This is an issue that has come up time and time again. The basic gist of the problem is that when there are Microsoft Cluster Service (MSCS) virtual machines deployed across ESXi hosts (commonly referred to as Cluster Across Boxes or CABs), the virtual machines are sharing access to disks which are typically Raw Device Mappings or RDMs. RDMs are LUNs presented directly to virtual machines. Because we are rebooting an ESXi host which one assumes now has the passive virtual machines/cluster nodes, the other ESXi host or hosts therefore have the active virtual machines/cluster nodes. Since the active nodes have SCSI reservations on the shared disks/RDMs, this slows up the boot process of the ESXi as it tries to interrogate each of these disks during storage discovery. So what can you do to alleviate it? Read on and find out.
As mentioned, this issue has been around for a while. The resolution is basically to get the ESXi host storage discovery process to skip over the LUNs on which a SCSI Reservation has been detected. On ESXi/ESX 4.0, we recommended changing the advanced option Scsi.UWConflictRetries
to 80
. In ESX/ESXi 4.1, a new advanced option called Scsi.CRTimeoutDuringBoot
was introduced (CR is short for Conflict Retries), and the recommendation was to set this value to 1
to speed up the boot process. What these settings did was effectively get the discovery process to move on as quickly as possible once a SCSI reservation was detected.

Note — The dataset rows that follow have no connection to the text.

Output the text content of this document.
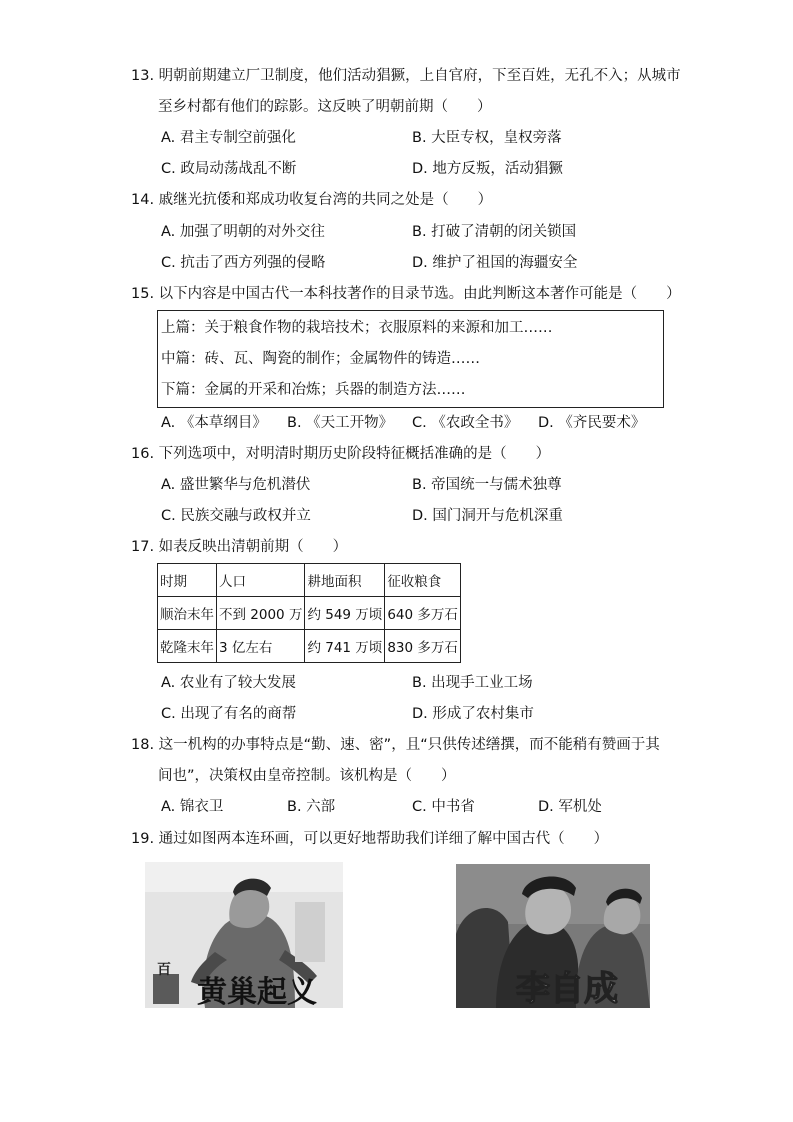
13. 明朝前期建立厂卫制度，他们活动猖獗，上自官府，下至百姓，无孔不入；从城市
至乡村都有他们的踪影。这反映了明朝前期（　　）
A. 君主专制空前强化	B. 大臣专权，皇权旁落
C. 政局动荡战乱不断	D. 地方反叛，活动猖獗
14. 戚继光抗倭和郑成功收复台湾的共同之处是（　　）
A. 加强了明朝的对外交往	B. 打破了清朝的闭关锁国
C. 抗击了西方列强的侵略	D. 维护了祖国的海疆安全
15. 以下内容是中国古代一本科技著作的目录节选。由此判断这本著作可能是（　　）
上篇：关于粮食作物的栽培技术；衣服原料的来源和加工……
中篇：砖、瓦、陶瓷的制作；金属物件的铸造……
下篇：金属的开采和冶炼；兵器的制造方法……
A. 《本草纲目》 B. 《天工开物》 C. 《农政全书》 D. 《齐民要术》
16. 下列选项中，对明清时期历史阶段特征概括准确的是（　　）
A. 盛世繁华与危机潜伏	B. 帝国统一与儒术独尊
C. 民族交融与政权并立	D. 国门洞开与危机深重
17. 如表反映出清朝前期（　　）
时期	人口	耕地面积	征收粮食
顺治末年	不到 2000 万	约 549 万顷	640 多万石
乾隆末年	3 亿左右	约 741 万顷	830 多万石
A. 农业有了较大发展	B. 出现手工业工场
C. 出现了有名的商帮	D. 形成了农村集市
18. 这一机构的办事特点是“勤、速、密”，且“只供传述缮撰，而不能稍有赞画于其
间也”，决策权由皇帝控制。该机构是（　　）
A. 锦衣卫	B. 六部	C. 中书省	D. 军机处
19. 通过如图两本连环画，可以更好地帮助我们详细了解中国古代（　　）
百
黄巢起义	李自成
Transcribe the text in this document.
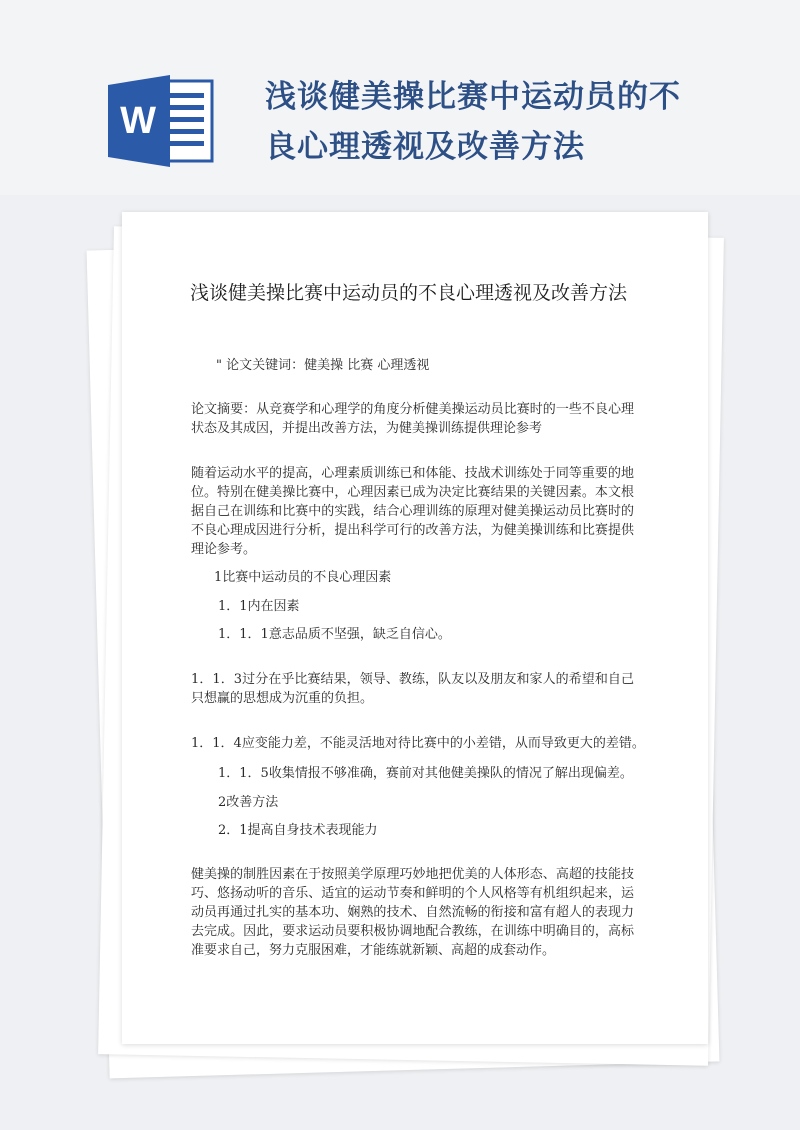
W
浅谈健美操比赛中运动员的不良心理透视及改善方法
浅谈健美操比赛中运动员的不良心理透视及改善方法
" 论文关键词：健美操 比赛 心理透视
论文摘要：从竞赛学和心理学的角度分析健美操运动员比赛时的一些不良心理状态及其成因，并提出改善方法，为健美操训练提供理论参考
随着运动水平的提高，心理素质训练已和体能、技战术训练处于同等重要的地位。特别在健美操比赛中，心理因素已成为决定比赛结果的关键因素。本文根据自己在训练和比赛中的实践，结合心理训练的原理对健美操运动员比赛时的不良心理成因进行分析，提出科学可行的改善方法，为健美操训练和比赛提供理论参考。
1比赛中运动员的不良心理因素
1．1内在因素
1．1．1意志品质不坚强，缺乏自信心。
1．1．3过分在乎比赛结果，领导、教练，队友以及朋友和家人的希望和自己只想赢的思想成为沉重的负担。
1．1．4应变能力差，不能灵活地对待比赛中的小差错，从而导致更大的差错。
1．1．5收集情报不够准确，赛前对其他健美操队的情况了解出现偏差。
2改善方法
2．1提高自身技术表现能力
健美操的制胜因素在于按照美学原理巧妙地把优美的人体形态、高超的技能技巧、悠扬动听的音乐、适宜的运动节奏和鲜明的个人风格等有机组织起来，运动员再通过扎实的基本功、娴熟的技术、自然流畅的衔接和富有超人的表现力去完成。因此，要求运动员要积极协调地配合教练，在训练中明确目的，高标准要求自己，努力克服困难，才能练就新颖、高超的成套动作。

In ESXi 5.0 & 5.1, a new setting was introduced to make this whole process much smarter. A new flag was introduced to allow an administrator to mark a LUN/RDM as ‘perennially reserved’. This is an indication to the SCSI mid-layer of the VMkernel to not to try to query this device during a ‘discovery’ process. This speeds up the boot process when you have MSCS running in virtual machines and there is a need to boot any of the ESXi hosts which own these virtual machines and associated storage.
Much more information can be found in KB article 1016106 and of course the documentation center here.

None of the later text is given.